Sonra, esma-i kudsiye-i İlahiyenin nukuşlarından ibaret olan bedî’ sanatları, birbirinin nazar-ı ibretlerine gösterip dellâllık ve ilancılıktır.
Sonra, her biri birer gizli hazine-i maneviye hükmünde olan esma-i Rabbaniyenin cevherlerini idrak terazisiyle tartmak, kalbin kıymet-şinaslığı ile takdirkârane kıymet vermektir.
Sonra, kalem-i kudretin mektubatı hükmünde olan mevcudat sahifelerini, arz ve sema yapraklarını mütalaa edip hayretkârane tefekkürdür.
Sonra, şu mevcudattaki ziynetleri ve latîf sanatları istihsankârane temaşa etmekle onların Fâtır-ı Zülcemal’inin marifetine muhabbet etmek ve onların Sâni’-i Zülkemal’inin huzuruna çıkmaya ve iltifatına mazhar olmaya bir iştiyaktır.
İkinci vecih, huzur ve hitap makamıdır ki eserden müessire geçer, görür ki: Bir Sâni’-i Zülcelal, kendi sanatının mu’cizeleri ile kendini tanıttırmak ve bildirmek ister. O da iman ile marifet ile mukabele eder.

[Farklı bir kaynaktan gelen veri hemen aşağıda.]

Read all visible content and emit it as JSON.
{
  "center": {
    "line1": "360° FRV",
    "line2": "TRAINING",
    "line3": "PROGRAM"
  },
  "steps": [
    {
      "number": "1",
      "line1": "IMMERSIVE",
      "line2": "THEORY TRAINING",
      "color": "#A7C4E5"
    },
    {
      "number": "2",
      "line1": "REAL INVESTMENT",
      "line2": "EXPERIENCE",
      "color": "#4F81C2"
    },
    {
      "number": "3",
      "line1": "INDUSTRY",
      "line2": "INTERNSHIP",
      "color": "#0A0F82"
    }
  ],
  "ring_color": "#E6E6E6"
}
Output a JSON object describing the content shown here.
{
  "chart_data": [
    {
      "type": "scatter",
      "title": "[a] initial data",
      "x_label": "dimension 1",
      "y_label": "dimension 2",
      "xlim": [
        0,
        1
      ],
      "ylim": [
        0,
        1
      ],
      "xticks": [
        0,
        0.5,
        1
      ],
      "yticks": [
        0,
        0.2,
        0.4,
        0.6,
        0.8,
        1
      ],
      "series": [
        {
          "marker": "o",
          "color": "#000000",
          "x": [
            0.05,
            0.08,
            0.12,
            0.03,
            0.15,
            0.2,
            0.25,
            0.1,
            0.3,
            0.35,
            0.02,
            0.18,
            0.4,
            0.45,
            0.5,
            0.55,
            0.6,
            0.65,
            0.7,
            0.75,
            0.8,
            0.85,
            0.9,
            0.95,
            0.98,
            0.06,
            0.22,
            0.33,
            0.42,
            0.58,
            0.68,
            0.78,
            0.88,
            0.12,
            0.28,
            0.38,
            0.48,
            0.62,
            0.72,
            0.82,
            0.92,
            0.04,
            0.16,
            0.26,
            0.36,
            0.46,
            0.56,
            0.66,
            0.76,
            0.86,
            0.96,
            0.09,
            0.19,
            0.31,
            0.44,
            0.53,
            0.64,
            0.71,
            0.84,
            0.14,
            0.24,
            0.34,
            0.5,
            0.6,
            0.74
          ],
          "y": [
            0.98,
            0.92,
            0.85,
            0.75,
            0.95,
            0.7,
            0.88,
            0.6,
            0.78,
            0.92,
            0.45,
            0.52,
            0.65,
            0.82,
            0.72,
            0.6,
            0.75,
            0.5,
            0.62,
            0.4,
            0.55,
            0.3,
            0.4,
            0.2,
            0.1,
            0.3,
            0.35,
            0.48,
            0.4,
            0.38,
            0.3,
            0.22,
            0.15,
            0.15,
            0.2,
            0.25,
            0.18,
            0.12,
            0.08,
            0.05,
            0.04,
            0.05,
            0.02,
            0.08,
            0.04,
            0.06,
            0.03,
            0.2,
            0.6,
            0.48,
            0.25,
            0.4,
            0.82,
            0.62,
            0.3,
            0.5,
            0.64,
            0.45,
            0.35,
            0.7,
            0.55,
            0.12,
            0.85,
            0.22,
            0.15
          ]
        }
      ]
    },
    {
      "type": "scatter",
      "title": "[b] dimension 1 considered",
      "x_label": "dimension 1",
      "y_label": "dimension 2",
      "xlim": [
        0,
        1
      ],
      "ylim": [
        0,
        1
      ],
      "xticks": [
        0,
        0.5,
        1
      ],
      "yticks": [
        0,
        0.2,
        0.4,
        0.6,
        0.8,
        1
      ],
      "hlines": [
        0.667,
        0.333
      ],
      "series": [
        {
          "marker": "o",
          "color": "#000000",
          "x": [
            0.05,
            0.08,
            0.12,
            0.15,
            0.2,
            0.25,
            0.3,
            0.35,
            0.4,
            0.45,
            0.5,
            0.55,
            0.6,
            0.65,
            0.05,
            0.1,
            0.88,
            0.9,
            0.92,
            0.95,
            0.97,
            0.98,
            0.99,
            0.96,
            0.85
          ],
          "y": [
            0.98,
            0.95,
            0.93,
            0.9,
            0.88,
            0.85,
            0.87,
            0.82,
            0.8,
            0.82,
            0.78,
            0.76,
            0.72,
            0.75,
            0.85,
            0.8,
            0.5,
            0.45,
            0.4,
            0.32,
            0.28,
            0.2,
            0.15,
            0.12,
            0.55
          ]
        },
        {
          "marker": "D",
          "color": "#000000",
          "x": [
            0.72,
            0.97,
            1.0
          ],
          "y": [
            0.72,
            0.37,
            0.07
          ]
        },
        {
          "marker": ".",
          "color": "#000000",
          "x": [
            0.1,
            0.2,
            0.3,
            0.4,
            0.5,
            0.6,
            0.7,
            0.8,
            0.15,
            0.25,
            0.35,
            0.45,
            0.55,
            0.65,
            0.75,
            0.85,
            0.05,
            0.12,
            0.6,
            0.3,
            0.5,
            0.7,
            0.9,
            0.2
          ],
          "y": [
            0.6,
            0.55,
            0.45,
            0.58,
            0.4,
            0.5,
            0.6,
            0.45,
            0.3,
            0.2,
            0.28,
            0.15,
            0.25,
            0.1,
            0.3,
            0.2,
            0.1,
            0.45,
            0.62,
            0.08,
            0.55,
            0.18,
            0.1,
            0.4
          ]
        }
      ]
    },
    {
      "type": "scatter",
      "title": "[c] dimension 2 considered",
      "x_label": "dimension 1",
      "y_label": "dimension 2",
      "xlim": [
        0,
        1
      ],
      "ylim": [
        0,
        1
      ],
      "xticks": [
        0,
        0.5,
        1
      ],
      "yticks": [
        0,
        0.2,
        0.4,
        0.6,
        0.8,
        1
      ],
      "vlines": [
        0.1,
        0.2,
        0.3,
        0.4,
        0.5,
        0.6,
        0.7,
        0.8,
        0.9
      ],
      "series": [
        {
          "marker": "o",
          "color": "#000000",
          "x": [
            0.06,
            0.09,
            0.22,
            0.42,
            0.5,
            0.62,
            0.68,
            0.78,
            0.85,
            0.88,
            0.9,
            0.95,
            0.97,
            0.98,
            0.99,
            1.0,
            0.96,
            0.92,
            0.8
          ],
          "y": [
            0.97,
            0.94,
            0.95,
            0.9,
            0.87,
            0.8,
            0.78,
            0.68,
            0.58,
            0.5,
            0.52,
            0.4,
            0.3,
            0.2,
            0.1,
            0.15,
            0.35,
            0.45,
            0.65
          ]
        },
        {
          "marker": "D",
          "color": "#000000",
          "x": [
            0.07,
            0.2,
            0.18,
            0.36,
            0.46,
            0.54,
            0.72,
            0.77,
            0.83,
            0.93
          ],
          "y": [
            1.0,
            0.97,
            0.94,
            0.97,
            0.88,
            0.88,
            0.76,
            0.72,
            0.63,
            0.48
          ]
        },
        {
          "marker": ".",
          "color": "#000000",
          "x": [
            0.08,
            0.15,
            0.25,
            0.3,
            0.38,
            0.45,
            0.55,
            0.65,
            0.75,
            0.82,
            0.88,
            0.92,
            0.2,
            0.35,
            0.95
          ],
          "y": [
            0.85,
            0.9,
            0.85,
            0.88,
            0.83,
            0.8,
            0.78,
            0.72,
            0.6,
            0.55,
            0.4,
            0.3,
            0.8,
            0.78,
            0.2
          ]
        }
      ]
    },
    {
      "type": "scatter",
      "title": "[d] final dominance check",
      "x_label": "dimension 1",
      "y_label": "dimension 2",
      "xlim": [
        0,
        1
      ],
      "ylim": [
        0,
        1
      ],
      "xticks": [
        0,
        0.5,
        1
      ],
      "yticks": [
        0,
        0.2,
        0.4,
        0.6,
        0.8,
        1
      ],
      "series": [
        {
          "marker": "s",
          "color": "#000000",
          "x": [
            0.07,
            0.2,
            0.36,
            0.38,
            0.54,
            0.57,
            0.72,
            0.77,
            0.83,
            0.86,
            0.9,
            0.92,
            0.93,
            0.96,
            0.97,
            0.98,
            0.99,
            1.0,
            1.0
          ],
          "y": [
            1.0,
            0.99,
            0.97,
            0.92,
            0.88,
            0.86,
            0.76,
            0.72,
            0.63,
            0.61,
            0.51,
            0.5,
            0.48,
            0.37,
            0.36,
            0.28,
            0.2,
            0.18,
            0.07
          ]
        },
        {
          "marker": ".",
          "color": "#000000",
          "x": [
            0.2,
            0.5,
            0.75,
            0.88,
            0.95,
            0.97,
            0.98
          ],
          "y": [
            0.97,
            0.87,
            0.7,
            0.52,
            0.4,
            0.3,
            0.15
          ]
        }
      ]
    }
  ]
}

Sonra görür ki bir Rabb-i Rahîm, rahmetinin güzel meyveleriyle kendini sevdirmek ister. O da ona hasr-ı muhabbetle, tahsis-i taabbüdle kendini ona sevdirir.
Sonra görüyor ki bir Mün’im-i Kerîm, maddî ve manevî nimetlerin lezizleriyle onu perverde ediyor. O da ona mukabil; fiiliyle, haliyle, kāliyle, hattâ elinden gelse bütün hâsseleri ile cihazatı ile şükür ve hamd ü sena eder.
Sonra görüyor ki bir Celil-i Cemil, şu mevcudatın âyinelerinde kibriya ve kemalini ve celal ve cemalini izhar edip nazar-ı dikkati celbediyor. O da ona mukabil, “Allahu ekber, Sübhanallah” deyip mahviyet içinde hayret ve muhabbet ile secde eder.
Sonra görüyor ki bir Ganiyy-i Mutlak, bir sehavet-i mutlak içinde nihayetsiz servetini, hazinelerini gösteriyor. O da ona mukabil, tazim ve sena içinde kemal-i iftikar ile sual eder ve ister.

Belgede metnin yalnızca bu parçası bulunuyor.